Peter Munya is the second Jubilee governor to publicly defy his party bosses in Jubilee, after Bomet’s Isaac Ruto exchanged bitter words with the DP in a public rally in Bomet, some time back. In December last year, Mombasa governor Ali Hasan Joho told the president and his deputy in a public rally, that he is a captain of another team. So they shouldn’t expect him to play ball for them. He reminded them that he is still the governor of Mombasa and the president trying to sideline him while on a working tour in the county was in bad taste.
Will these counties whose governors have shown open defiance to the powers that be still receive their share of county allocations? YES! because the constitution demands so. During the times of Moi, such regions would be completely starved. Thank God that is not possible in 2016. And now, that is the beauty of devolution.

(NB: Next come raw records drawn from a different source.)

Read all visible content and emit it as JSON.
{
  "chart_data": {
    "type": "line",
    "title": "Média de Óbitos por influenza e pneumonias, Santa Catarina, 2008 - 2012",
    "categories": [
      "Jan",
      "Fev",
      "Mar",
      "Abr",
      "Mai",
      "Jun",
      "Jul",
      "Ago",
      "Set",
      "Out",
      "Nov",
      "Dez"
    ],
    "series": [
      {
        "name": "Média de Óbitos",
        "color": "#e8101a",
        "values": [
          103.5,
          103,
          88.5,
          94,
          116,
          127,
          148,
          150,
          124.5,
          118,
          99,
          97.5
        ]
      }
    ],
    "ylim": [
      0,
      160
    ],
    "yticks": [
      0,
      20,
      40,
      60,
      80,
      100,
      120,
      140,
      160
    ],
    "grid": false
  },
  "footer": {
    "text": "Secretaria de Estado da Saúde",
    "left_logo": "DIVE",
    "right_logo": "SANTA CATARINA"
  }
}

Maybe we might see KRA suddenly swing into action to close Munya’s businesses on flimsy grounds such as directives from above, but the people of Meru will not be denied their rightful development just because their governor exercised his democratic rights.
I suspect that we are yet to see the end of such open defiance from grass-root leaders in the countdown towards the 2017 general elections. In short, the times of putting people “in one basket” as Linturi said, or in one “mbus” Kiraitu-style, are long gone. In fact they disappeared with Moi’s KANU.
Let leaders start appreciating the fact that the voters also have a sound brain of their own, enough for them to make their own decisions. Sell your party policies but telling people that you want to put them in one basket is the filthiest insult to the collective intelligence of a people. Once again I reiterate that respect is earned not given or demanded.
As a leader, if you realize that people don’t respect you, then the problem is not those who don’t respect you. The problem is you. Perhaps it would be the best time to introspect and do some deep soul searching so that you see where you went wrong.
Great leaders don’t need to try so hard to gain people’s respect. they automatically inspire awe and deep respect. El Papa Francisca showed us how, in his recent visit to the country.